The essay dies for this series did not have dots in the circles.
The reason I point this out is that is not always the case. There are two varieties of the 4 cent Parcel Post Stamp, one with a dot in the tail of the right "4" which is listed in French's plate variety encyclopedia but not in Scott, YET THE APPROVED DIE DESIGN was as such. The dot exists on the die and thus the die proofs, but was removed from some, but not all transfer rolls (used to make the printing plates). French does not list all the plate numbers for which the dot can be found. His listed plates all went to press after 1-1-1913. There is at least one more, I believe more but did not concern myself with recording any others for the reason following. I was and stopped looking for one particular example when I found a plate number that I needed to prove the dot existed on a plate which went to press prior to 1-1-1913. This was to show such stamps were available for use on 1-1-1913 first day of Parcel Post Service mailings.
Die essays used for the R228 et seq (Q12a-E1-Q12g-E1):
Die essays continued for the R228 et seq (Q12h-E1):
Approved Model (Currently, 2021, and oddly, not listed in Scott as an essay):
[EDIT: I forgot to mention this image is cut down from the actual full size of the model so I could meets posting size requirements]

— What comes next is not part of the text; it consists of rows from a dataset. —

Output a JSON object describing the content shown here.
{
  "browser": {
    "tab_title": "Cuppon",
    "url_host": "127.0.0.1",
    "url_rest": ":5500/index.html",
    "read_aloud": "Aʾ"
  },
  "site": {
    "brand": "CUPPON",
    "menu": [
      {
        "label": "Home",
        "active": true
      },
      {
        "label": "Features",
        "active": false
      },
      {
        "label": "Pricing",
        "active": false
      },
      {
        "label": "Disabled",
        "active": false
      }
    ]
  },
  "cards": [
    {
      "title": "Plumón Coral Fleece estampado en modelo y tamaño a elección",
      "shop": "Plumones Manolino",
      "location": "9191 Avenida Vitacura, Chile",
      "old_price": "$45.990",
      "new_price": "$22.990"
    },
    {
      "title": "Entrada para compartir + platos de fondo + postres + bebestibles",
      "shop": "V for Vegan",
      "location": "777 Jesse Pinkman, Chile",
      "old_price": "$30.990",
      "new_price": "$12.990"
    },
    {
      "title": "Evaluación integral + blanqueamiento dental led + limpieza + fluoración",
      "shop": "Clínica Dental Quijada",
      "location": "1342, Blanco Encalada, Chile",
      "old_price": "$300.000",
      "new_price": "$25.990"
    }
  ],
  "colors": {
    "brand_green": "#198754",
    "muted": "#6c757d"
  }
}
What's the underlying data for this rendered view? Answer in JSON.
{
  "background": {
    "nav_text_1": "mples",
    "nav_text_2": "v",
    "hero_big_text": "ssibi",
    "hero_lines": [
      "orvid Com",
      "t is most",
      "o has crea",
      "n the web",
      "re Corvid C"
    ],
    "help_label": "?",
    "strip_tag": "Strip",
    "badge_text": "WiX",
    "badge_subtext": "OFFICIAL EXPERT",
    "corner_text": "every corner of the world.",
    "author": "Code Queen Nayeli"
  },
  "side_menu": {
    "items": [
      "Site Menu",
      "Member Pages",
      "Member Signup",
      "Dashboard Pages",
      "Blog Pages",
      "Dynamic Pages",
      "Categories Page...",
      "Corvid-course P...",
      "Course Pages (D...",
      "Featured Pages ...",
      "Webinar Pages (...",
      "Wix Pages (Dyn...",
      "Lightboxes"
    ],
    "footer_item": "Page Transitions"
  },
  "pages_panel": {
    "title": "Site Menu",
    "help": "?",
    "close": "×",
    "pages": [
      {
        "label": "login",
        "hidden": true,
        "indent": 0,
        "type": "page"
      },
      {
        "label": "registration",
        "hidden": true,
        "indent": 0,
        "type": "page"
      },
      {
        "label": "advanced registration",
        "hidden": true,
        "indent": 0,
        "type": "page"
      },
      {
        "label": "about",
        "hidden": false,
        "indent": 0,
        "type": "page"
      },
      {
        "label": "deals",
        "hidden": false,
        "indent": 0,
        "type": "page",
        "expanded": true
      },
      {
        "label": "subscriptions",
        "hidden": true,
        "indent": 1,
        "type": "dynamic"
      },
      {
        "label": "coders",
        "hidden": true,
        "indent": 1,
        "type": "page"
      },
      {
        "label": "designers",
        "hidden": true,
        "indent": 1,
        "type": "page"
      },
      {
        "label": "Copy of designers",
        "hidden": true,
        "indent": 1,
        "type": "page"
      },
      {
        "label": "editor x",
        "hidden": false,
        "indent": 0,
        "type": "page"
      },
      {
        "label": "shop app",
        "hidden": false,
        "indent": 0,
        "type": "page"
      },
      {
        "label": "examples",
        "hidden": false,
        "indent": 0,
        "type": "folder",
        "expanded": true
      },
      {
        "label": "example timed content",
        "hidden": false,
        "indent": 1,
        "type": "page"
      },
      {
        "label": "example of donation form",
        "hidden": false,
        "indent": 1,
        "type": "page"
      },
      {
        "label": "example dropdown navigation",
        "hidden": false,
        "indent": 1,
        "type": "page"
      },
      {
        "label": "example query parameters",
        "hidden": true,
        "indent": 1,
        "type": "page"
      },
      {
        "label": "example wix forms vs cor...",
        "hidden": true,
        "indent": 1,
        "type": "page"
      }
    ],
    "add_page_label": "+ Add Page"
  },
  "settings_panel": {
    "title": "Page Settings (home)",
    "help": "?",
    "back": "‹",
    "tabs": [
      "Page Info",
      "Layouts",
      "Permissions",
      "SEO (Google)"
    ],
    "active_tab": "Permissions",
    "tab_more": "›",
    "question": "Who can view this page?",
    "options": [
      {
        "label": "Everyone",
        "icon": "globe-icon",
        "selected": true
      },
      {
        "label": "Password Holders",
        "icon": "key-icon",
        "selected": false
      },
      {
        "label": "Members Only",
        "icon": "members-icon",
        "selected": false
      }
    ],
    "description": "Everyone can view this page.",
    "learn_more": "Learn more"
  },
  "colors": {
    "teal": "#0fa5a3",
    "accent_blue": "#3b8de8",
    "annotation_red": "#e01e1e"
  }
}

While the photos are all from Siegel's Power Search, Sale 1094, lots 274 & 275, plus (middle illustration) lot 387 of sale 837. I own but have not photographed the 20 cent die essay. As shown, no dots on any value.
The types I and II are known used to pay the WWI parcel tax 11-2-1917 through 12-31-1921; wonderful usages to find, especially in combination with parcel post stamps (Good luck finding a "dot" Q4 with a type II documentary). The third type was not produced until 1924 as noted by revenuermd above and will not be found as a war tax use.